The March flash estimate of euro-zone consumer inflation was 2.1 per cent. The ECB defines price stability as keeping the euro-zone consumer price index below but close to a 2 per cent increase over the medium term and Mr Trichet said it was doing its duty.
"Because we were able to maintain these inflationary expectations... we could deliver to the full body of the European economy a financial environment that was exceptionally favourable for growth and job creation," he said.
The ECB has held rates at 2 per cent for almost two years but sluggish growth has encouraged calls for a cut, including from the International Monetary Fund, which said last week the bank should keep the rate-cut option open.
Mr Trichet acknowledged the growth outlook was "mixed" and that higher oil prices could trigger higher inflation and lower growth.

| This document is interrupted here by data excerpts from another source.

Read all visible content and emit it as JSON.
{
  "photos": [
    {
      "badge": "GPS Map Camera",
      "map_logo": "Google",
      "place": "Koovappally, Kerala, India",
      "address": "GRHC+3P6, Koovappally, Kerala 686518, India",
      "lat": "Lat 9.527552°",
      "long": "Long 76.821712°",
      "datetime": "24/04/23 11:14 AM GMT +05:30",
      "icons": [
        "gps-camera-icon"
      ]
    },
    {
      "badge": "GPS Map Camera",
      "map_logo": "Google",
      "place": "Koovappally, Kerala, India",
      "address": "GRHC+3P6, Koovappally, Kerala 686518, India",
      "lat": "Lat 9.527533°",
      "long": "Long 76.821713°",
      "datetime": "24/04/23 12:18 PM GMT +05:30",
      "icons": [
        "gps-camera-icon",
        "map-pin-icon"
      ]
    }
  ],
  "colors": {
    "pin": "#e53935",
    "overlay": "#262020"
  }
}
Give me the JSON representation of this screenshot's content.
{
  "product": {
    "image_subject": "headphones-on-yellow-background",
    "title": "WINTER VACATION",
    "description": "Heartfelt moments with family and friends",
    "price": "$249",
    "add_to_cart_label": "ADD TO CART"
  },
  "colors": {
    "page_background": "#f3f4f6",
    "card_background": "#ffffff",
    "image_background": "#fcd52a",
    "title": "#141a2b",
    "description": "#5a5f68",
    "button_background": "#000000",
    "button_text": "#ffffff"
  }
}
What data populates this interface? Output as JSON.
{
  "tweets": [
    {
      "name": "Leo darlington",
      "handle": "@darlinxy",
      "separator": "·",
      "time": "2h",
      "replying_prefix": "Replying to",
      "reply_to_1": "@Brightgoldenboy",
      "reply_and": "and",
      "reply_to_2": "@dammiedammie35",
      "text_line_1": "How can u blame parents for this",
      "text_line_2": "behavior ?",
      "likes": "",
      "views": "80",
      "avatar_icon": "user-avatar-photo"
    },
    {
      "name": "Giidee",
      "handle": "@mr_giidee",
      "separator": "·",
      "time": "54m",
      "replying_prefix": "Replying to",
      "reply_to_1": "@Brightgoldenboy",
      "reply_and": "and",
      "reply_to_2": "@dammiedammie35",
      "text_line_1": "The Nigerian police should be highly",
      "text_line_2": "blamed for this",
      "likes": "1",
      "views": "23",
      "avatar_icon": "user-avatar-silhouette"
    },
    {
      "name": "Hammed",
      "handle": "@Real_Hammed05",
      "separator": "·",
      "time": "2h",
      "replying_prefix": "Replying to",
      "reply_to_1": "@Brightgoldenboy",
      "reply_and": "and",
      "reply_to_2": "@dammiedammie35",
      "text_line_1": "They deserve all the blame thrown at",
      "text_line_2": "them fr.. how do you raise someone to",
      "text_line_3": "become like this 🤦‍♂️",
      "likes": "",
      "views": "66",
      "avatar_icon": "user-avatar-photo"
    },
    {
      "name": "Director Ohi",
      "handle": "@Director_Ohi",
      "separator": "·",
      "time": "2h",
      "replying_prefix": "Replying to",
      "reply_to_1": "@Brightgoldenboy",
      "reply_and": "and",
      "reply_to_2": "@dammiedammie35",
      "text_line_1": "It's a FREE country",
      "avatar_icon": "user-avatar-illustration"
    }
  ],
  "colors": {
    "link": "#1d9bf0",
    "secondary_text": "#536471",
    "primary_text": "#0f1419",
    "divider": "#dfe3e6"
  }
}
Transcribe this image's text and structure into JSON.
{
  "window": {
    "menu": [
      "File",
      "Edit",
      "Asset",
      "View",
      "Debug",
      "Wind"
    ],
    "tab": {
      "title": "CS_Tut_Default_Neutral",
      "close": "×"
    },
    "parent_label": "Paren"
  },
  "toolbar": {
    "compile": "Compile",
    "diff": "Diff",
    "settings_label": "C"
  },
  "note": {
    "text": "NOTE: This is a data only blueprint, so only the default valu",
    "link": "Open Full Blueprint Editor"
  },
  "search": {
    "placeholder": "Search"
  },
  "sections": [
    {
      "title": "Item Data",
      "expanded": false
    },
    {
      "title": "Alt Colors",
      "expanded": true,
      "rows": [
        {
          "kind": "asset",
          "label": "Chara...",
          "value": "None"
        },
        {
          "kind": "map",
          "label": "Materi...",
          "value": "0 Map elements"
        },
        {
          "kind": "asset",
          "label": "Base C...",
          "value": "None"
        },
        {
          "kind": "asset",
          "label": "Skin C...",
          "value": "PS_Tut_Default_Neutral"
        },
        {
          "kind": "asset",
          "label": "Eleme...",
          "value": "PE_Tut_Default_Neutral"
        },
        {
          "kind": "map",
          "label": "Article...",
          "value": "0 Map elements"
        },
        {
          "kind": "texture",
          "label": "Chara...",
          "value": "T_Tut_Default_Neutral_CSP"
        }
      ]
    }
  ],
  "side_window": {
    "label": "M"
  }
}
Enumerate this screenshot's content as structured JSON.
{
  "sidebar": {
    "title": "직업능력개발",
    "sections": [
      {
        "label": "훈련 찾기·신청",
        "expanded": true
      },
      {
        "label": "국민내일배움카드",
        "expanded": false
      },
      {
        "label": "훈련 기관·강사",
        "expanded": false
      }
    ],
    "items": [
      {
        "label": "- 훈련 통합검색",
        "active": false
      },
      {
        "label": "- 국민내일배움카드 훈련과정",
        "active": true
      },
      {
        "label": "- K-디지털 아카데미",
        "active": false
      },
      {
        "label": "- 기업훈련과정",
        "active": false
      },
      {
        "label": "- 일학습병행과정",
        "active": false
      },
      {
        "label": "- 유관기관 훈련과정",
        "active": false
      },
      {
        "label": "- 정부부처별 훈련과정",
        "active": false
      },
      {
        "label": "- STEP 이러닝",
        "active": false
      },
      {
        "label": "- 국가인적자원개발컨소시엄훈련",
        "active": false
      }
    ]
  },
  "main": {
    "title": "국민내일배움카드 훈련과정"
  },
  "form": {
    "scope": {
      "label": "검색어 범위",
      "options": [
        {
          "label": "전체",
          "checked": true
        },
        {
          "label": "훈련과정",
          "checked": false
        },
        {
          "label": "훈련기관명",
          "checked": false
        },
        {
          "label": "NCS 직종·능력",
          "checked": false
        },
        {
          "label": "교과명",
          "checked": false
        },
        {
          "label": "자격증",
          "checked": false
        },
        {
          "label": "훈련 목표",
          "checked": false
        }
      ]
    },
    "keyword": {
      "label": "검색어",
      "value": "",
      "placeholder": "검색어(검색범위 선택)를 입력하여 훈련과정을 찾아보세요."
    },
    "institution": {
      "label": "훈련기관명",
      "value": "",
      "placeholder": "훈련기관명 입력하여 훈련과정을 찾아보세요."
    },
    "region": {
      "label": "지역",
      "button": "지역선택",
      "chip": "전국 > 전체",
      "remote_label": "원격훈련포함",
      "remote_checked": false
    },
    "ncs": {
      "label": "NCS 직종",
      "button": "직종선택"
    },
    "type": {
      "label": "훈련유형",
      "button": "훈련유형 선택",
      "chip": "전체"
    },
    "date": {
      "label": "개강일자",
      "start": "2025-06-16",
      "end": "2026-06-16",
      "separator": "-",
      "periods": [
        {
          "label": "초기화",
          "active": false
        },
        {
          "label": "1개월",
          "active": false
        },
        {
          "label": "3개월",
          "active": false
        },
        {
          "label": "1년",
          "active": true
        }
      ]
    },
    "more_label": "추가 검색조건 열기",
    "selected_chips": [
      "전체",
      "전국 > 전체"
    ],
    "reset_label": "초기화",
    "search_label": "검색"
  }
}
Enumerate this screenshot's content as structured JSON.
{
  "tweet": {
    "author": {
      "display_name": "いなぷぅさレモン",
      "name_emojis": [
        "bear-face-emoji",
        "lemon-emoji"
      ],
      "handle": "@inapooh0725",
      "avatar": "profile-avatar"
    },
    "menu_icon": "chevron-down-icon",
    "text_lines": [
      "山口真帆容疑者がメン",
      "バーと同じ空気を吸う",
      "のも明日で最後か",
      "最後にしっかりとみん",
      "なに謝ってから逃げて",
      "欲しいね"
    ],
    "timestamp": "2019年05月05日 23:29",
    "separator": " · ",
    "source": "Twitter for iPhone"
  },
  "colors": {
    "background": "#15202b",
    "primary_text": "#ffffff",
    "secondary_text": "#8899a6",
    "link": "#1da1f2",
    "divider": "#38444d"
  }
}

"Any increase in the price of oil has an immediate inflationary impact on headline inflation and a depressed impact on growth."
But he also said euro-zone growth could be stronger than expected - although he pointedly declined an invitation to say the risks to the outlook were balanced. "The signs we have are mixed. I was neither optimistic or pessimistic [ in the G7 meeting]."
The G7 include the US, France, Britain, Germany, Italy, Canada and Japan, and the ECB is invited to attend some of its sessions as an observer.
The group of industrialised nations this weekend put China on notice that it must shift to a more flexible currency regime, with finance ministers demanding that it take action immediately.
The G7's communique repeated its call for "more flexibility in exchange rates" where it was lacking, to help promote more balanced global growth, and added a demand that "vigorous action is needed to address global imbalances".
Officials said there was no discussion of singling out China because the language in the statement was already clearly aimed at Beijing and because of the difficulty of getting Japan to agree a formal declaration.